State Department confirms Obama’s Iran deal optional

The Obama administration’s State Department has confirmed that the Iran nuclear deal negotiated by Secretary of State John Kerry on instructions from President Obama is a “political” commitment only.


And commentators quickly pointed out that means a future president “could repudiate it any time, without violating either domestic or international law.”


And they note, so, too, could Iran.


The confirmation of the legal status of the Joint Comprehensive Plan of Action, the deal with Iran and the U.S., the U.K., France, Germany, Russia, China and the European Union, comes from Julie Frifield, an assistant secretary for legislative affairs in the State Department.


Her letter was responding to questions from Rep. Mike Pompeo, R-Kan., and said the deal “reflects political commitments” between Iran and the other countries.


It “is not a treaty or an executive agreement, and is not a signed document,” she explained. “The success of the JCPOA will depend not on whether it is legally binding or signed, but rather on the extensive verification measures we have put in place.”

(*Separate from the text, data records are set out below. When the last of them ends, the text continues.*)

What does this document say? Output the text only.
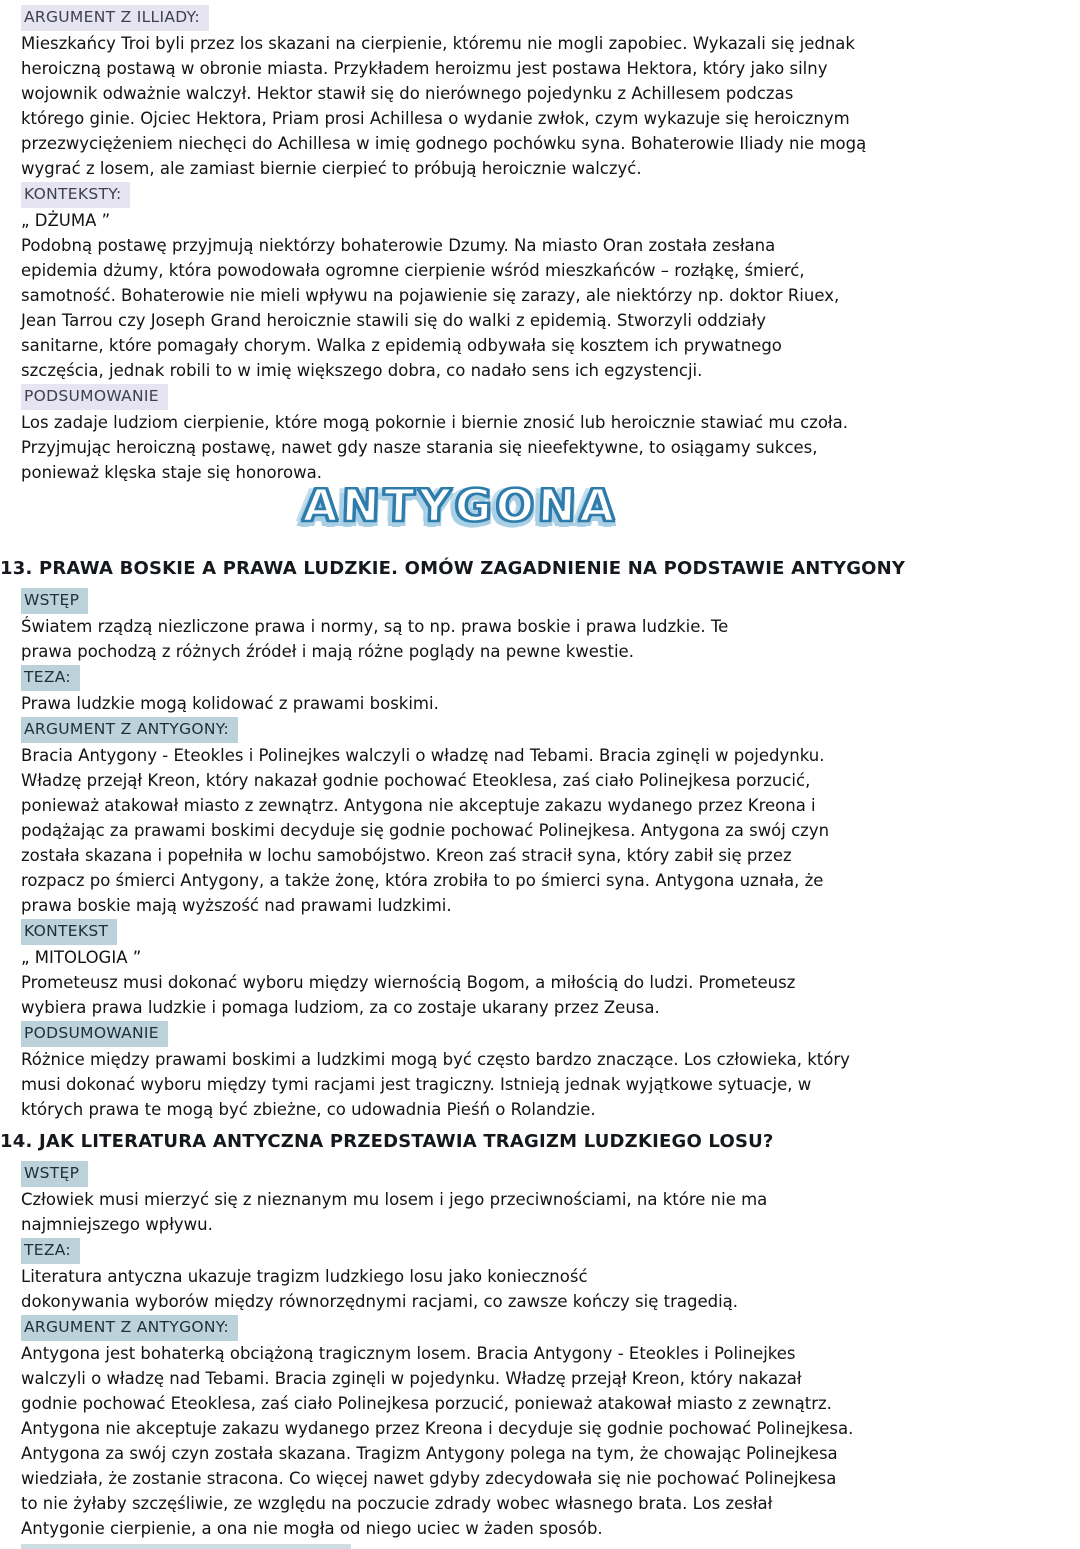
ARGUMENT Z ILLIADY:
Mieszkańcy Troi byli przez los skazani na cierpienie, któremu nie mogli zapobiec. Wykazali się jednak
heroiczną postawą w obronie miasta. Przykładem heroizmu jest postawa Hektora, który jako silny
wojownik odważnie walczył. Hektor stawił się do nierównego pojedynku z Achillesem podczas
którego ginie. Ojciec Hektora, Priam prosi Achillesa o wydanie zwłok, czym wykazuje się heroicznym
przezwyciężeniem niechęci do Achillesa w imię godnego pochówku syna. Bohaterowie Iliady nie mogą
wygrać z losem, ale zamiast biernie cierpieć to próbują heroicznie walczyć.
KONTEKSTY:
„ DŻUMA ”
Podobną postawę przyjmują niektórzy bohaterowie Dzumy. Na miasto Oran została zesłana
epidemia dżumy, która powodowała ogromne cierpienie wśród mieszkańców – rozłąkę, śmierć,
samotność. Bohaterowie nie mieli wpływu na pojawienie się zarazy, ale niektórzy np. doktor Riuex,
Jean Tarrou czy Joseph Grand heroicznie stawili się do walki z epidemią. Stworzyli oddziały
sanitarne, które pomagały chorym. Walka z epidemią odbywała się kosztem ich prywatnego
szczęścia, jednak robili to w imię większego dobra, co nadało sens ich egzystencji.
PODSUMOWANIE
Los zadaje ludziom cierpienie, które mogą pokornie i biernie znosić lub heroicznie stawiać mu czoła.
Przyjmując heroiczną postawę, nawet gdy nasze starania się nieefektywne, to osiągamy sukces,
ponieważ klęska staje się honorowa.
ANTYGONA
13. PRAWA BOSKIE A PRAWA LUDZKIE. OMÓW ZAGADNIENIE NA PODSTAWIE ANTYGONY
WSTĘP
Światem rządzą niezliczone prawa i normy, są to np. prawa boskie i prawa ludzkie. Te
prawa pochodzą z różnych źródeł i mają różne poglądy na pewne kwestie.
TEZA:
Prawa ludzkie mogą kolidować z prawami boskimi.
ARGUMENT Z ANTYGONY:
Bracia Antygony - Eteokles i Polinejkes walczyli o władzę nad Tebami. Bracia zginęli w pojedynku.
Władzę przejął Kreon, który nakazał godnie pochować Eteoklesa, zaś ciało Polinejkesa porzucić,
ponieważ atakował miasto z zewnątrz. Antygona nie akceptuje zakazu wydanego przez Kreona i
podążając za prawami boskimi decyduje się godnie pochować Polinejkesa. Antygona za swój czyn
została skazana i popełniła w lochu samobójstwo. Kreon zaś stracił syna, który zabił się przez
rozpacz po śmierci Antygony, a także żonę, która zrobiła to po śmierci syna. Antygona uznała, że
prawa boskie mają wyższość nad prawami ludzkimi.
KONTEKST
„ MITOLOGIA ”
Prometeusz musi dokonać wyboru między wiernością Bogom, a miłością do ludzi. Prometeusz
wybiera prawa ludzkie i pomaga ludziom, za co zostaje ukarany przez Zeusa.
PODSUMOWANIE
Różnice między prawami boskimi a ludzkimi mogą być często bardzo znaczące. Los człowieka, który
musi dokonać wyboru między tymi racjami jest tragiczny. Istnieją jednak wyjątkowe sytuacje, w
których prawa te mogą być zbieżne, co udowadnia Pieśń o Rolandzie.
14. JAK LITERATURA ANTYCZNA PRZEDSTAWIA TRAGIZM LUDZKIEGO LOSU?
WSTĘP
Człowiek musi mierzyć się z nieznanym mu losem i jego przeciwnościami, na które nie ma
najmniejszego wpływu.
TEZA:
Literatura antyczna ukazuje tragizm ludzkiego losu jako konieczność
dokonywania wyborów między równorzędnymi racjami, co zawsze kończy się tragedią.
ARGUMENT Z ANTYGONY:
Antygona jest bohaterką obciążoną tragicznym losem. Bracia Antygony - Eteokles i Polinejkes
walczyli o władzę nad Tebami. Bracia zginęli w pojedynku. Władzę przejął Kreon, który nakazał
godnie pochować Eteoklesa, zaś ciało Polinejkesa porzucić, ponieważ atakował miasto z zewnątrz.
Antygona nie akceptuje zakazu wydanego przez Kreona i decyduje się godnie pochować Polinejkesa.
Antygona za swój czyn została skazana. Tragizm Antygony polega na tym, że chowając Polinejkesa
wiedziała, że zostanie stracona. Co więcej nawet gdyby zdecydowała się nie pochować Polinejkesa
to nie żyłaby szczęśliwie, ze względu na poczucie zdrady wobec własnego brata. Los zesłał
Antygonie cierpienie, a ona nie mogła od niego uciec w żaden sposób.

The deal largely has been rejected by the American people. WND reported when it came under fire from 200 or so retired U.S. generals and admirals.


And a recent poll showed nearly half of the American people hate Obama’s moves in the situation.


Pew Research Center for U.S. Politics & Policy found, in a recent poll, only 21 percent actually approve of it.


The level of U.S. approval for the pact has plummeted from mid-July, when 33 percent of Americans said they were on board with it.